The first guidance document addresses a series of questions the League and others have raised in connection with Recognized Obligation Payment Schedules (ROPS). We would note three answers in particular:
No. 1 (p. 1) Concerning Catch-Up Payments to Taxing Agencies for December 2011 Taxes. Last December county auditor-controllers distributed tax increment to redevelopment agencies as if AB x1 26 was not in effect because of the Supreme Court’s stay of the bill. The League is still unclear about how DOF suggests these payments will be made June 1 and has asked for further clarification. The last sentence of DOF’s answer says the June 1 payment will cover the “entire allocation of property tax to taxing entities for the 2011-12 fiscal year,” but an earlier sentence suggests that this amount is in addition to the amount deducted for the ROPS for the July – December 2012 period from the Redevelopment Property Tax Trust Fund.

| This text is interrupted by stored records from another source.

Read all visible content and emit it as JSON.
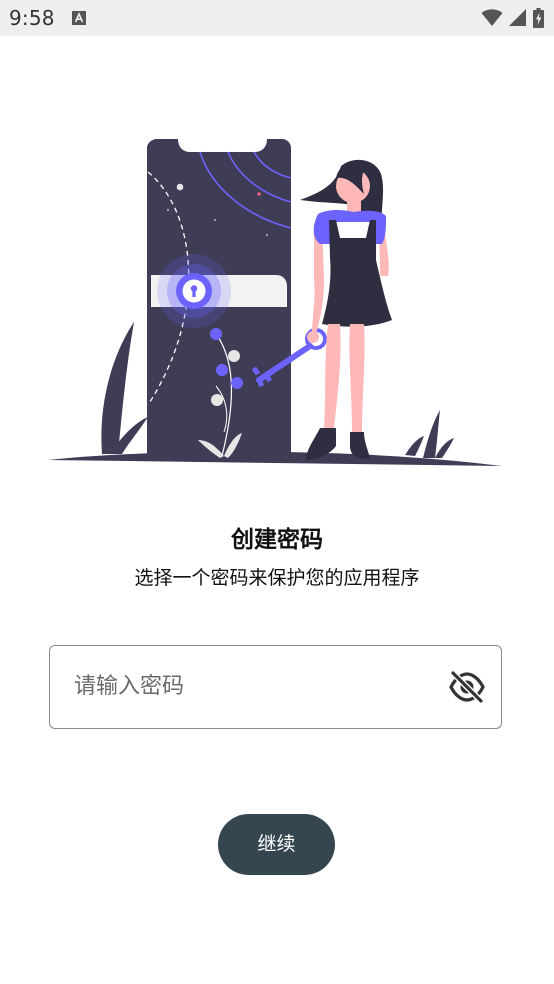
{
  "status_bar": {
    "time": "9:58"
  },
  "content": {
    "title": "创建密码",
    "subtitle": "选择一个密码来保护您的应用程序"
  },
  "password_field": {
    "placeholder": "请输入密码",
    "value": ""
  },
  "continue_button": {
    "label": "继续"
  },
  "colors": {
    "accent": "#6c63ff",
    "dark": "#3f3d56",
    "button": "#364651",
    "skin": "#ffb8b8"
  },
  "icons": {
    "visibility_toggle": "eye-off-icon",
    "illustration": "phone-lock-key-illustration"
  }
}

League Recommendation: We have asked DOF for clarification on this matter since in some cases there may not be sufficient funds to do both.
No. 2 (p. 1) Concerns the Consequences of Failure by DOF to Approve a ROPS by June 1 (Requested by League May 15). While initially indicating auditor-controllers should “make a timely distribution of pass through payments and distribute the remaining property tax to taxing agencies on June 1,” DOF agrees that H&S Code Section 34182 makes clear the duty of the county auditor-controller to administer the distribution for the benefit of holders of enforceable obligations and, to the extent the auditor-controller knows of such enforceable obligations that must be paid (e.g., bond debt service payments), the auditor-controller may hold such amounts in reserve until receiving an approved ROPS from DOF.

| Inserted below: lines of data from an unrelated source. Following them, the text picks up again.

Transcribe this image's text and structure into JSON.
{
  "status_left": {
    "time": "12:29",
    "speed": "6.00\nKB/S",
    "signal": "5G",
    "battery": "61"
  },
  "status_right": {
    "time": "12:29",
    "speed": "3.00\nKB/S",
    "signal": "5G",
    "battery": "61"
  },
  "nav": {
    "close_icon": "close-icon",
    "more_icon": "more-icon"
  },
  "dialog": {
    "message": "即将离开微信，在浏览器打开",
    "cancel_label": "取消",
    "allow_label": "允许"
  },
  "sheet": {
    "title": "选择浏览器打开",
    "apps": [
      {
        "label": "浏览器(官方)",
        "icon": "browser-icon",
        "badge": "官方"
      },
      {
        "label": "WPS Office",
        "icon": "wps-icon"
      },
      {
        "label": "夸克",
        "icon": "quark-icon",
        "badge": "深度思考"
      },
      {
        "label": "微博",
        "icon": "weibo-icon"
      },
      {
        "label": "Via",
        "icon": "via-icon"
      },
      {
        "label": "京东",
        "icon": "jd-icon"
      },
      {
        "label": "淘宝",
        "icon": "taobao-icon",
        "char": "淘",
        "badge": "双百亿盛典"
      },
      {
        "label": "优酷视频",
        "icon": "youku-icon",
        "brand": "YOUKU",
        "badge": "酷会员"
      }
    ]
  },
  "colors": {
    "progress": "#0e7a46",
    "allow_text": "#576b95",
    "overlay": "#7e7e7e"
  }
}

League Recommendation: if your city is in this position, we urge that you consult with your auditor-controller immediately and ask that he or she reserve the funds necessary to pay any enforceable obligations before distributing the balance of the funds to taxing agencies.
No. 9 (p. 3) Concerns DOF Rejection of Reestablishment of Interagency Agreements. In this answer DOF states it will object to “any reestablishment of an agreement with the local agency that created the redevelopment agency, unless the successor agency can demonstrate the redevelopment agency funding was contemporaneously pledged for payment of indebtedness obligations as set forth in Section 34171 of the Health and Safety Code.”

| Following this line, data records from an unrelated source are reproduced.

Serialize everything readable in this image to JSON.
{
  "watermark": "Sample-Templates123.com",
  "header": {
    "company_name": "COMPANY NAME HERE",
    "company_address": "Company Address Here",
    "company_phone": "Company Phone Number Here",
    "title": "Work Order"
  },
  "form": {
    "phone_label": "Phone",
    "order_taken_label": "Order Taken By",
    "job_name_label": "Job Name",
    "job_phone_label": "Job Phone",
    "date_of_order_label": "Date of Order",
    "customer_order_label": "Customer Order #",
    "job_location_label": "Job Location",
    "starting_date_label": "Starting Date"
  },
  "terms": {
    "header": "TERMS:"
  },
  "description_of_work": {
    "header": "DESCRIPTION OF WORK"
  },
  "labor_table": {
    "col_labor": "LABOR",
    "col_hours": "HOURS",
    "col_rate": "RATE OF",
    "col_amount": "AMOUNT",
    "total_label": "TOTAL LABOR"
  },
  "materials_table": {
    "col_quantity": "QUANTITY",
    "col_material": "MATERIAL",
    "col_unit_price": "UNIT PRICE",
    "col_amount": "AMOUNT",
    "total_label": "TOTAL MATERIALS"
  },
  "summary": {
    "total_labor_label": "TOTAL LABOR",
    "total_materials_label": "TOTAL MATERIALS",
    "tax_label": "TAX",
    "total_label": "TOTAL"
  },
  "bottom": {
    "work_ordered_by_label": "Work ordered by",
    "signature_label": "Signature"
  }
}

League Recommendation: Consult your legal counsel and, if they agree, continue to assert the position that such agreements are specifically authorized by AB x1 26 and cannot be rejected by DOF. H&S Code Section 34178(a) allows a successor agency to request approval from its oversight board to enter into or reenter into an agreement with the city that created it, and H&S Code Section 34180(h) allows an oversight board to approve such an agreement without documentation of an underlying enforceable obligation as suggested by DOF. Interestingly, DOF has proposed to clarify its authority in this regard in its proposed budget trailer bill (see point no. 2 in the CA Cities Advocate article on May 17 about the budget trailer bill). This may suggest DOF is aware of the lack of legal authority for its position.